Apertura y Plan de Estabilización (Años 50)
A partir de los años 50, la situación mejoró gracias a la apertura internacional, la ayuda de Estados Unidos y el acuerdo de 1953. Sin embargo, esto generó inflación y desequilibrios. En 1957, la crisis obligó al régimen a incorporar tecnócratas del Opus Dei y aplicar el Plan de Estabilización de 1959, que liberalizó la economía, devaluó la peseta y redujo el gasto público, preparando el crecimiento de los años 60.
El Sistema Político: La Dictadura de Franco
El Franquismo fue una dictadura personalista donde Franco concentró todo el poder como jefe del Estado, del Gobierno y del ejército.

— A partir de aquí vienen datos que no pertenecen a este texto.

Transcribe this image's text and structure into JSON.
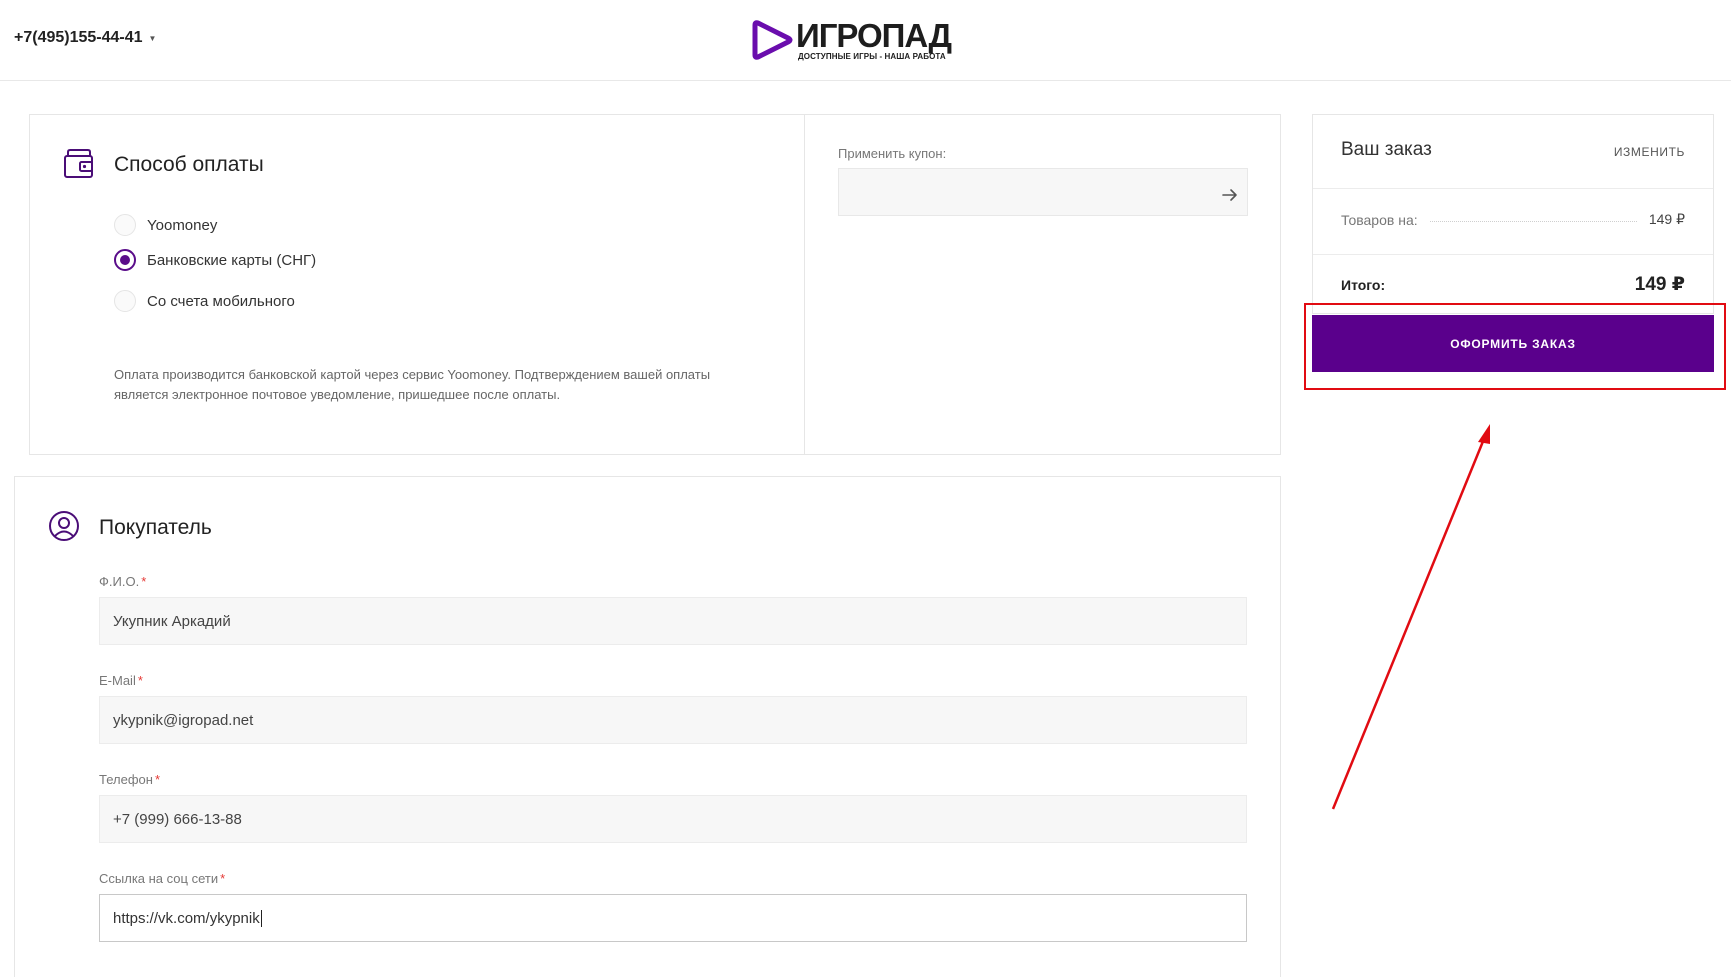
{
  "header": {
    "phone": "+7(495)155-44-41",
    "logo_title": "ИГРОПАД",
    "logo_subtitle": "ДОСТУПНЫЕ ИГРЫ - НАША РАБОТА"
  },
  "payment": {
    "title": "Способ оплаты",
    "options": [
      {
        "label": "Yoomoney",
        "selected": false
      },
      {
        "label": "Банковские карты (СНГ)",
        "selected": true
      },
      {
        "label": "Со счета мобильного",
        "selected": false
      }
    ],
    "note": "Оплата производится банковской картой через сервис Yoomoney. Подтверждением вашей оплаты является электронное почтовое уведомление, пришедшее после оплаты.",
    "coupon_label": "Применить купон:",
    "coupon_value": ""
  },
  "buyer": {
    "title": "Покупатель",
    "fields": [
      {
        "label": "Ф.И.О.",
        "required": "*",
        "value": "Укупник Аркадий"
      },
      {
        "label": "E-Mail",
        "required": "*",
        "value": "ykypnik@igropad.net"
      },
      {
        "label": "Телефон",
        "required": "*",
        "value": "+7 (999) 666-13-88"
      },
      {
        "label": "Ссылка на соц сети",
        "required": "*",
        "value": "https://vk.com/ykypnik"
      }
    ]
  },
  "order": {
    "title": "Ваш заказ",
    "change_label": "изменить",
    "items_label": "Товаров на:",
    "items_amount": "149 ₽",
    "total_label": "Итого:",
    "total_amount": "149 ₽",
    "checkout_label": "Оформить заказ"
  },
  "colors": {
    "accent": "#5a008c",
    "highlight": "#e10b12"
  }
}
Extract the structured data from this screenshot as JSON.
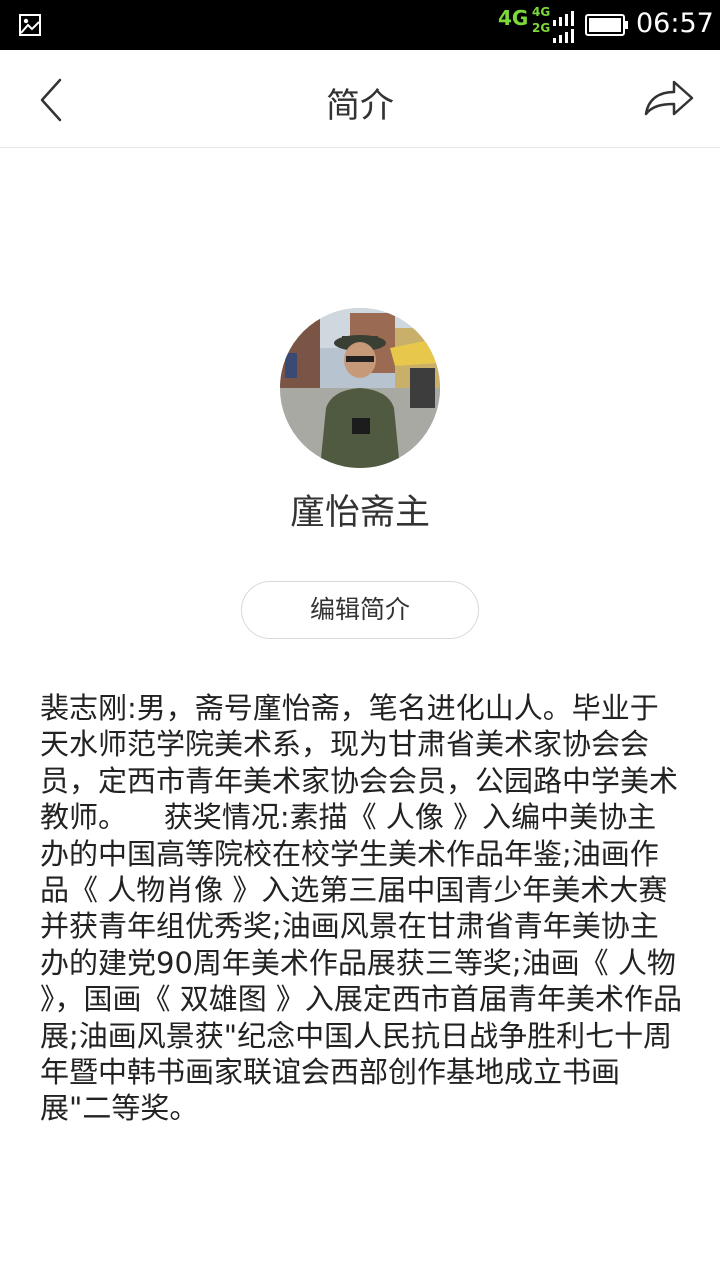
{
  "status_bar": {
    "network": "4G",
    "network_secondary_top": "4G",
    "network_secondary_bottom": "2G",
    "time": "06:57",
    "left_icon": "image-notification-icon",
    "signal_icon": "signal-icon",
    "battery_icon": "battery-icon",
    "accent_color": "#7dd93a"
  },
  "header": {
    "title": "简介",
    "back_icon": "chevron-left-icon",
    "share_icon": "share-arrow-icon"
  },
  "profile": {
    "name": "廑怡斋主",
    "edit_button_label": "编辑简介"
  },
  "bio": {
    "text": "裴志刚:男，斋号廑怡斋，笔名进化山人。毕业于天水师范学院美术系，现为甘肃省美术家协会会员，定西市青年美术家协会会员，公园路中学美术教师。    获奖情况:素描《 人像 》入编中美协主办的中国高等院校在校学生美术作品年鉴;油画作品《 人物肖像 》入选第三届中国青少年美术大赛并获青年组优秀奖;油画风景在甘肃省青年美协主办的建党90周年美术作品展获三等奖;油画《 人物 》，国画《 双雄图 》入展定西市首届青年美术作品展;油画风景获\"纪念中国人民抗日战争胜利七十周年暨中韩书画家联谊会西部创作基地成立书画展\"二等奖。"
  }
}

El régimen evolucionó en tres etapas: predominio falangista, nacionalcatolicismo y tecnocracia.
- Ideología: Nacionalismo español centralista, autoritarismo militar, anticomunismo, antiparlamentarismo y censura.

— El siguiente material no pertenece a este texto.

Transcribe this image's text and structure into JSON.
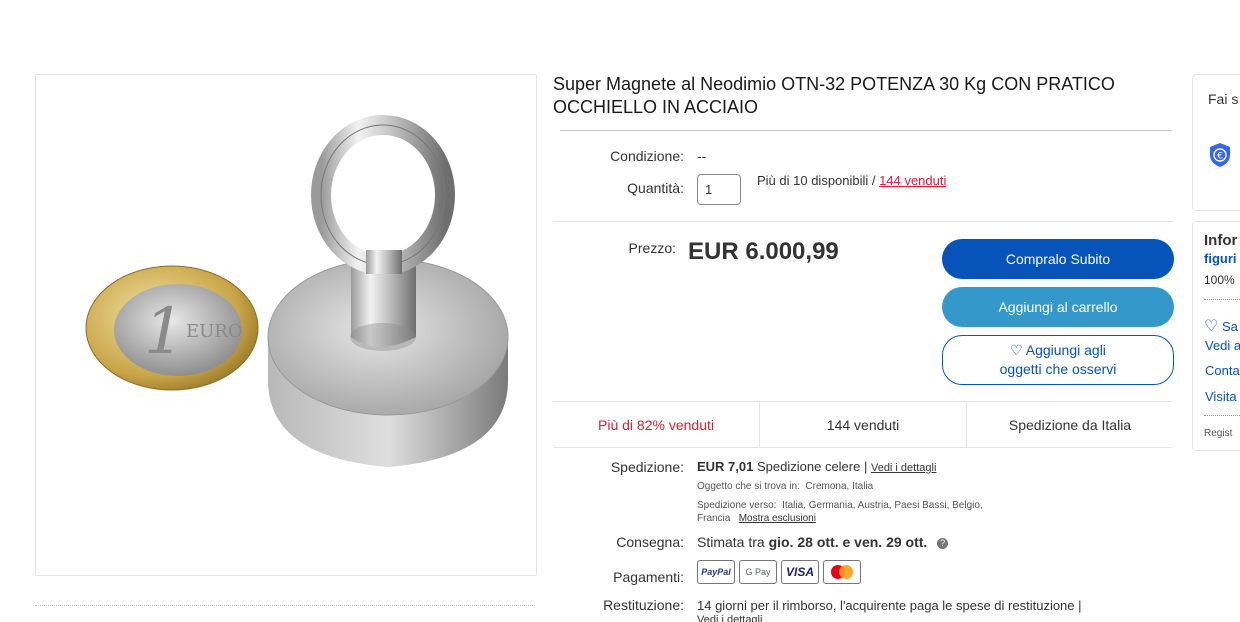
{
  "product": {
    "title": "Super Magnete al Neodimio OTN-32 POTENZA 30 Kg CON PRATICO OCCHIELLO IN ACCIAIO",
    "image_alt": "magnete con occhiello accanto a moneta da 1 euro"
  },
  "details": {
    "condition_label": "Condizione:",
    "condition_value": "--",
    "quantity_label": "Quantità:",
    "quantity_value": "1",
    "availability_text": "Più di 10 disponibili / ",
    "sold_link": "144 venduti"
  },
  "price": {
    "label": "Prezzo:",
    "value": "EUR 6.000,99"
  },
  "buttons": {
    "buy_now": "Compralo Subito",
    "add_to_cart": "Aggiungi al carrello",
    "watch_line1": "Aggiungi agli",
    "watch_line2": "oggetti che osservi"
  },
  "stats": {
    "hot": "Più di 82% venduti",
    "sold": "144 venduti",
    "shipping_from": "Spedizione da Italia"
  },
  "shipping": {
    "label": "Spedizione:",
    "cost": "EUR 7,01",
    "method": "Spedizione celere |",
    "details_link": "Vedi i dettagli",
    "location_label": "Oggetto che si trova in:",
    "location_value": "Cremona, Italia",
    "ships_to_label": "Spedizione verso:",
    "ships_to_value": "Italia, Germania, Austria, Paesi Bassi, Belgio,",
    "ships_to_value2": "Francia",
    "exclusions_link": "Mostra esclusioni"
  },
  "delivery": {
    "label": "Consegna:",
    "prefix": "Stimata tra ",
    "dates": "gio. 28 ott. e ven. 29 ott."
  },
  "payments": {
    "label": "Pagamenti:",
    "methods": [
      "PayPal",
      "G Pay",
      "VISA",
      "Mastercard"
    ]
  },
  "returns": {
    "label": "Restituzione:",
    "text": "14 giorni per il rimborso, l'acquirente paga le spese di restituzione |",
    "details_link": "Vedi i dettagli"
  },
  "sidebar": {
    "box1_text": "Fai s",
    "box2_title": "Infor",
    "box2_link": "figuri",
    "box2_percent": "100%",
    "save_seller": "Sa",
    "see_other": "Vedi a",
    "contact": "Conta",
    "visit": "Visita",
    "register": "Regist"
  },
  "colors": {
    "primary": "#0654ba",
    "secondary": "#3498ca",
    "hot": "#dd1e31"
  },
  "icons": {
    "euro_shield": "euro-shield-icon",
    "heart": "heart-icon",
    "info": "info-icon"
  }
}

- Pilares del régimen: El Ejército, la Iglesia y el partido único Falange Española Tradicionalista y de las JONS (Movimiento Nacional).

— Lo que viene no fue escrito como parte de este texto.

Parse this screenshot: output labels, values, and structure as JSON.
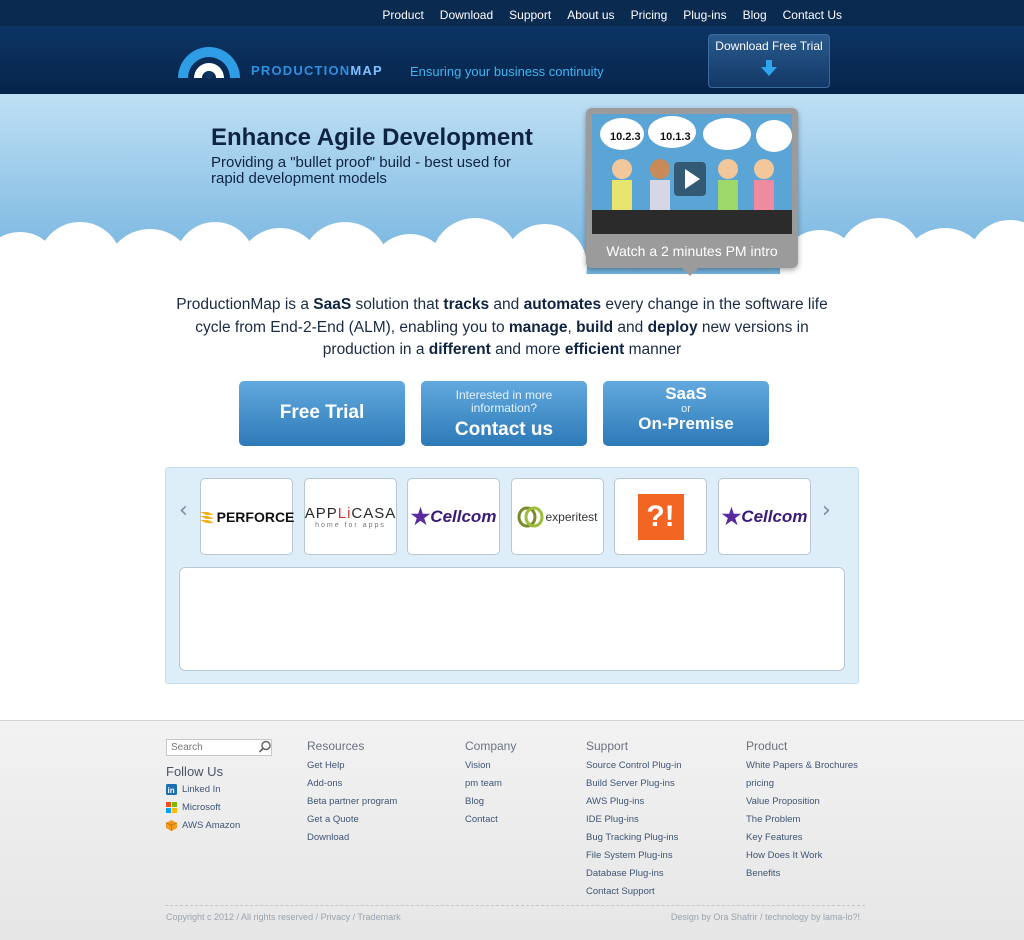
{
  "nav": {
    "items": [
      "Product",
      "Download",
      "Support",
      "About us",
      "Pricing",
      "Plug-ins",
      "Blog",
      "Contact Us"
    ]
  },
  "header": {
    "brand_part1": "PRODUCTION",
    "brand_part2": "MAP",
    "tagline": "Ensuring your business continuity",
    "download_label": "Download Free Trial"
  },
  "hero": {
    "title": "Enhance Agile Development",
    "subtitle": "Providing a \"bullet proof\" build - best used for rapid development models",
    "video_caption": "Watch a 2 minutes PM intro",
    "video_bubbles": [
      "10.2.3",
      "10.1.3"
    ]
  },
  "intro": {
    "parts": [
      {
        "t": "ProductionMap is a ",
        "b": false
      },
      {
        "t": "SaaS",
        "b": true
      },
      {
        "t": " solution that ",
        "b": false
      },
      {
        "t": "tracks",
        "b": true
      },
      {
        "t": " and ",
        "b": false
      },
      {
        "t": "automates",
        "b": true
      },
      {
        "t": " every change in the software life cycle from End-2-End (ALM), enabling you to ",
        "b": false
      },
      {
        "t": "manage",
        "b": true
      },
      {
        "t": ", ",
        "b": false
      },
      {
        "t": "build",
        "b": true
      },
      {
        "t": " and ",
        "b": false
      },
      {
        "t": "deploy",
        "b": true
      },
      {
        "t": " new versions in production in a ",
        "b": false
      },
      {
        "t": "different",
        "b": true
      },
      {
        "t": " and more ",
        "b": false
      },
      {
        "t": "efficient",
        "b": true
      },
      {
        "t": " manner",
        "b": false
      }
    ]
  },
  "cta": {
    "free_trial": "Free Trial",
    "contact_small": "Interested in more information?",
    "contact_big": "Contact us",
    "saas_1": "SaaS",
    "saas_or": "or",
    "saas_2": "On-Premise"
  },
  "carousel": {
    "prev": "‹",
    "next": "›",
    "clients": {
      "perforce": "PERFORCE",
      "applicasa_a": "APP",
      "applicasa_l": "Li",
      "applicasa_b": "CASA",
      "applicasa_sub": "home for apps",
      "cellcom": "Cellcom",
      "experitest": "experitest",
      "q": "?!"
    }
  },
  "footer": {
    "search_placeholder": "Search",
    "follow_title": "Follow Us",
    "social": [
      "Linked In",
      "Microsoft",
      "AWS Amazon"
    ],
    "columns": [
      {
        "title": "Resources",
        "links": [
          "Get Help",
          "Add-ons",
          "Beta partner program",
          "Get a Quote",
          "Download"
        ]
      },
      {
        "title": "Company",
        "links": [
          "Vision",
          "pm team",
          "Blog",
          "Contact"
        ]
      },
      {
        "title": "Support",
        "links": [
          "Source Control Plug-in",
          "Build Server Plug-ins",
          "AWS Plug-ins",
          "IDE Plug-ins",
          "Bug Tracking Plug-ins",
          "File System Plug-ins",
          "Database Plug-ins",
          "Contact Support"
        ]
      },
      {
        "title": "Product",
        "links": [
          "White Papers & Brochures",
          "pricing",
          "Value Proposition",
          "The Problem",
          "Key Features",
          "How Does It Work",
          "Benefits"
        ]
      }
    ],
    "copyright": "Copyright c 2012 / All rights reserved / Privacy / Trademark",
    "design": "Design by Ora Shafrir / technology by lama-lo?!"
  },
  "colors": {
    "nav_bg": "#0b2a4f",
    "accent": "#2f8fe0",
    "cta": "#3a87c5"
  }
}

- Organización: Se basó en las Leyes Fundamentales del Estado (Fuero del Trabajo, Fuero de los Españoles, Ley de Cortes y Ley de Sucesión), que establecieron una «democracia orgánica» sin derechos democráticos reales.
Intervencionismo y Represión Institucionalizada
El Modelo Económico Intervencionista
El Estado fomentó una «economía nacionalista» mediante la Ley de Defensa de la Industria Nacional. Las «industrias de interés nacional» recibían créditos y ventajas fiscales a cambio de aceptar la intervención estatal en su gestión. A pesar de mantener la propiedad privada, el control estatal era absoluto, lo que derivó en una economía débil y dependiente del mercado negro.
La Represión como Herramienta de Control
El régimen consolidó su poder mediante una represión institucionalizada contra los «enemigos de España».
- Legislación represiva: Ley de Responsabilidades Políticas y Ley de Represión del Comunismo y la Masonería.
- Mecanismos de castigo: Tribunales militares, confiscación de bienes de partidos y sindicatos, depuraciones laborales y el uso de trabajos forzados en los Batallones de Trabajadores.
- Objetivo: Eliminar cualquier oposición política y asegurar la continuidad del régimen mediante un clima de miedo constante.